The county’s proposed body cam policy is about seven pages long, and includes some template language based on state statute, Richard said.
The body camera audio and video would be saved on a county server for various lengths of time, depending on the situation -- indefinitely for a homicide, up to 180 days in most other cases, Glander said.
“It’s another tool to help us do our job more effectively,” he said. “It protects citizens and officers.”
Ideally, the body cameras will synchronize with the squad car cameras, which turn on automatically when the emergency lights are activated. The data later downloads onto a wireless server when the officer arrives back at the sheriff’s office at the courthouse.
There is also a crash sensor that turns the cameras on, and they are always recording, so an officer can turn on his or her emergency lights to make a traffic stop and the cameras will automatically record the prior two minutes —- documenting the infraction that caused the officer to flip on the emergency lights in the first place.

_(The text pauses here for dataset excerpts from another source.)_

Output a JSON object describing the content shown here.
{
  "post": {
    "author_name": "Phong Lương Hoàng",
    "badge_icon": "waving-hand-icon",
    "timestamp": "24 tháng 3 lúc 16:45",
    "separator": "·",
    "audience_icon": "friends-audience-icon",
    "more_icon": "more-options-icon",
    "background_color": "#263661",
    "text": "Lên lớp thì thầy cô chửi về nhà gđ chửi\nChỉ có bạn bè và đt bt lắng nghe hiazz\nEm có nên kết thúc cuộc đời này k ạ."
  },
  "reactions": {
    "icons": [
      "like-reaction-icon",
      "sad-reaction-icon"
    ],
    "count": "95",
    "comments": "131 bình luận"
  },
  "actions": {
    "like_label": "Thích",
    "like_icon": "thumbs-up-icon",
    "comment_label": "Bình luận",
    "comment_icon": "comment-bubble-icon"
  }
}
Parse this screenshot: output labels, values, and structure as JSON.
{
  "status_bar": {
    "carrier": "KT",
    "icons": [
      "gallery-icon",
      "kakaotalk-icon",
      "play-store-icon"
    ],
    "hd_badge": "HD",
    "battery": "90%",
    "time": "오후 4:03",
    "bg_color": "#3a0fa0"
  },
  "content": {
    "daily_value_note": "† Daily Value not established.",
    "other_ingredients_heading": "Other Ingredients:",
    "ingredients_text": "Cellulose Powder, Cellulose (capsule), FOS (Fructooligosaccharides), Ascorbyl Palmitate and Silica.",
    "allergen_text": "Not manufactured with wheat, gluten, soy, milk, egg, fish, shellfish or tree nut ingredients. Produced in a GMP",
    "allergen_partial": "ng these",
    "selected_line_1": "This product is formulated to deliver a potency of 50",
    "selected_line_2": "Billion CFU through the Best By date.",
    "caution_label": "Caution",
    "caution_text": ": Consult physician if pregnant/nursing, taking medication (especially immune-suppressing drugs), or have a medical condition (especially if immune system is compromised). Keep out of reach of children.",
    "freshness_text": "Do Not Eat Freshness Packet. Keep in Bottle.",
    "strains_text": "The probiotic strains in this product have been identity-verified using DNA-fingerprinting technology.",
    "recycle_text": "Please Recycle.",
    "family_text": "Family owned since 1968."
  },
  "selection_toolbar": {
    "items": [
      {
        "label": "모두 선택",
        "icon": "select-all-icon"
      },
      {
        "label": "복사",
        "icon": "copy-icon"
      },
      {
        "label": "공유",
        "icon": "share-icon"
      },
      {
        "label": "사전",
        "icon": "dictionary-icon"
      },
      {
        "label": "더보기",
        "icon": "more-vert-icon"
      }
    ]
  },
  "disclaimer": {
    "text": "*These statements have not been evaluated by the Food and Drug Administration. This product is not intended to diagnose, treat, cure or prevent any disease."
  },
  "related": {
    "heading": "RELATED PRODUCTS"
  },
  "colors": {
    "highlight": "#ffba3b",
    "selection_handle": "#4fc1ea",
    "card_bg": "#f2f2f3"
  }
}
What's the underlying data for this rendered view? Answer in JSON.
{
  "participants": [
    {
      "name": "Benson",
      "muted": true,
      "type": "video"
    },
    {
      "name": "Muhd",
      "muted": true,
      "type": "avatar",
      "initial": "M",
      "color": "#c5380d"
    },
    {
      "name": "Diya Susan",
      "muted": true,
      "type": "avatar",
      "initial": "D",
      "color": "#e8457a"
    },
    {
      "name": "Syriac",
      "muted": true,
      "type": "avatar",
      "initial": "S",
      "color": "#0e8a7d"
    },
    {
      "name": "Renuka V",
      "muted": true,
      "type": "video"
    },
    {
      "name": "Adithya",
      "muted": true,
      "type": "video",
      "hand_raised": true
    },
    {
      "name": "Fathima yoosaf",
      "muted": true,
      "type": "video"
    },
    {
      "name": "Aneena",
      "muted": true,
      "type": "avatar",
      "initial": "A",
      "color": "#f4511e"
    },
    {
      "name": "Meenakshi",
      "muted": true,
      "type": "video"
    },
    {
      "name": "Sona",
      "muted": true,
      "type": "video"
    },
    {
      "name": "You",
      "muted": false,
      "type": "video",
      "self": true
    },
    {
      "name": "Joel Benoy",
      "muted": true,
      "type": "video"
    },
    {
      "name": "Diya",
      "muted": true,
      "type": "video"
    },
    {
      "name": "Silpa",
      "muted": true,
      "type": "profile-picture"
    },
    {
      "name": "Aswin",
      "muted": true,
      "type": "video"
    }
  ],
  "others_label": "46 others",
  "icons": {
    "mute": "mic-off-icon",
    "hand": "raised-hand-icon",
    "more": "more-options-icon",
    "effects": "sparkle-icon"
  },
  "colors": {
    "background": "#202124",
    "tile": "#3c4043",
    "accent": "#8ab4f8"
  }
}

After an event, the officer determines whether or not to preserve it in high-definition. The squad car video captures a front view, nearly 180 degrees on the new cameras, and also the back seat area where suspects ride.
But that video evidence stops now when an officer leaves the squad camera coverage area. Body cameras would fill in the missing documentation for a criminal case.
“It would just be kind of a continuation of the squad car cameras,” Richard said. “It will kind of mirror that, so it won’t be a big change for us in that way.” The officer turns off the body camera when the incident is over, he said.
Glander said he plans to meet with his officers later this month to talk about their concerns and responsibilities involving body cameras.
Richard said Tuesday, Jan. 7, that the office will be posting its draft policy on body cameras in the next day or so.
“People can read it and comment on it,” he said. “We want to know what the public thinks.”